"We thank customers such as Hanno Böck, Joe Nord and Kevin Hicks, aka rotorcowboy, who brought this to our attention. If you ever find a potential security vulnerability in any Dell product or software, we encourage you to visit this site to contact us immediately."
That's something a lot of companies could learn from. But besides that the whole reason why they did it seems a bit thin, as if it needs a root certificate to get to a device tag.
At first I didn't find a security contact on the Dell webpage. As I'm a journalist and as I investigated this issue to write an article (for Golem.de), the media contact was my logical next point to contact.
Around a week later without a reply I saw that hackerone had a list of security contacts for large companies and found that there was a contact address for Dell there.
It's the 9th link when searching for 'dell security contact', but it is not on 'dell.com' so I can see how you missed that.
There is a dell.com/security page but it lists all kinds of stuff and does not provide a security contact.
Maybe every company should have a /security page with a contact?
Or even a 'security.x.com' website as a first point of contact?
Dell should probably instruct their personnel to forward any and all mail relating to potential security issues to the right department, but at the same time I don't feel that contacting their marketing department counts as the day the issue was properly reported.
"It was intended to provide the system service tag to Dell online support allowing us to quickly identify the computer model, making it easier and faster to service our customers."
Yeah, right. There's no other way to identify the model other than loading a root certificate with the power to certify any site as any domain. They expect people to believe that? Are they incompetent or corrupt?
There is no possible way this is the true reason. Any developer with cursory knowledge regarding the CA trust system would scream with rage if this was given to them.
This oozes management trying to cover up something dirty with enough corporate speak until anyone technical gives up, leaves, or gets fired for attempting to burn the place down.
Hanlon's razor applies here. This shouldn't seem implausible to anyone who has worked in a large company, many of whose employees are mediocre at best, under tight deadlines.

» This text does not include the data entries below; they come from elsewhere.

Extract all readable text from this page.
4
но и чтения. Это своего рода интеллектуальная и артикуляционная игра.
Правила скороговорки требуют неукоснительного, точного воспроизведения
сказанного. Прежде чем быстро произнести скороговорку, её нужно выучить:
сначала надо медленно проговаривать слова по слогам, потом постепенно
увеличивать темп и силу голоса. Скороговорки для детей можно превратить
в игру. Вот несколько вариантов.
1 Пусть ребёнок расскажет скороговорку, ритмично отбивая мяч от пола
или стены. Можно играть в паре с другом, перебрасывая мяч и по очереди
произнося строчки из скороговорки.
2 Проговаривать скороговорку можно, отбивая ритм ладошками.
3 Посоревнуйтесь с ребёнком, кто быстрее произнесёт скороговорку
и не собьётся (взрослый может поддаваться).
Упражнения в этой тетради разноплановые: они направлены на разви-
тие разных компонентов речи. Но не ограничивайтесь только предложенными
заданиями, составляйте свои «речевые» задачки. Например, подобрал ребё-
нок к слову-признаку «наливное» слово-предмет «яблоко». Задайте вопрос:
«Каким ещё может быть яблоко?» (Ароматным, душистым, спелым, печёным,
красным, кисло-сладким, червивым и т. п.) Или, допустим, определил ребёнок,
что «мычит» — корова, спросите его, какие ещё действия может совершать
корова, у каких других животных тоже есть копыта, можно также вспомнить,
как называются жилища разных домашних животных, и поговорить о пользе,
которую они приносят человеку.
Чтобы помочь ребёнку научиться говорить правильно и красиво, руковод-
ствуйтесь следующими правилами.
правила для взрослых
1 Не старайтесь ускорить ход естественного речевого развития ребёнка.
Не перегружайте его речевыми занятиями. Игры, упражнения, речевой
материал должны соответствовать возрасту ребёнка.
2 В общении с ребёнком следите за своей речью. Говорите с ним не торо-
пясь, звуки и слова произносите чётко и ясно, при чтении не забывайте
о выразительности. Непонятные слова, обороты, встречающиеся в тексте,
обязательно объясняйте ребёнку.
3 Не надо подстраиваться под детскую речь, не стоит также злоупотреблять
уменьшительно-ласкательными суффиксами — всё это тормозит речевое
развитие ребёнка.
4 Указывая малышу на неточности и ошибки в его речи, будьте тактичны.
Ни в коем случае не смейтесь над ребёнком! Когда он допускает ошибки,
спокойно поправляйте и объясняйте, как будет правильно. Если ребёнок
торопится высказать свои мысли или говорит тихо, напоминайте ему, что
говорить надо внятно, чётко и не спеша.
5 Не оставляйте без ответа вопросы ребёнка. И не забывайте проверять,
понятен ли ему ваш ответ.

I worked for Dell a few years ago, and this is a complete bullshit response. The service tag takes all of 3 seconds to obtain. The full system specs are revealed once it's entered. At no point is bypassing the customers security a requirement of getting your service tag.
I'm an ex-Dell Support site web developer. This used to work using Java/ActiveX if memory serves me right. Since browsers have started to downgrade the whole Java experience, it appears that Dell now want you to download an EXE which you then have to install.
I really don't understand why they would need to install a root cert to make requests from a client's machine when you already have installed an EXE on the client's machine (which can basically do anything it wants).
Can anyone think of any genuine reason why an installed executable would need a CA root cert?
I was wondering why they did it... Now I think I'd prefer not knowing. Not only was it a terrible idea, apparently there was nobody to tell the programmer it's a terrible idea, and even QA (if they have it) didn't do their job.
Basically all the way from the idea to release, they had no person who knows what root certificates are.
Sometimes I wonder if this stuff gets added initially because of the need for manufacturing testing. And then some nitwit VP of engineering, decides having it installed in production would be super for some deranged reason. And no one can tell him no because the management culture prevents pens from throwing sh*t back upwards.
I had my fair share of being forced by higher management to commit insecure code, obfuscations and encryption security theater despite vehemently protesting. They seriously don't give a single shit. For them it's acceptable risk.
With this root cert anyone could decode SSL traffic between you and a supposed secure web server. These kind of accidental security blunders seem to be a regular occurrence. Are people that incompetent or is there a more sinister reason.
Is that true? I may be off base with this, but as I understand it if the encrypted traffic you're trying to crack was encrypted using a certificate chain not descended from this root certificate I wouldn't have thought having this root CA would help.
As I understand it the vulnerability is that anyone who can obtain this root CA from a Dell machine can sign their encrypted traffic to appear to be trusted and secure, even if it's not, to other Dell machines with the same root CA. You can pretend to be someone you're not to those other Dell machines, but it doesn't give you a backdoor into chains of trust that don't descend from the same root CA.
I suppose this might allow you to do a MITM attack, but not decode traffic you've passively snooped. Otherwise this root CA would have just totally compromised all internet security.
Good point. A lot of parallels are being drawn with Superfish, but the Dell issue appears at first look to be just incompetence. Further investigation might finger Dell for more than that, but it's clear that Lenovo/Superfish was intentional subversion of customer privacy and security in full knowledge of exactly what they were doing and what the consequences were for customers.
That's something a lot of companies could learn from. But besides that the whole reason why they did it seems a bit thin, as if it needs a root certificate to get to a device tag.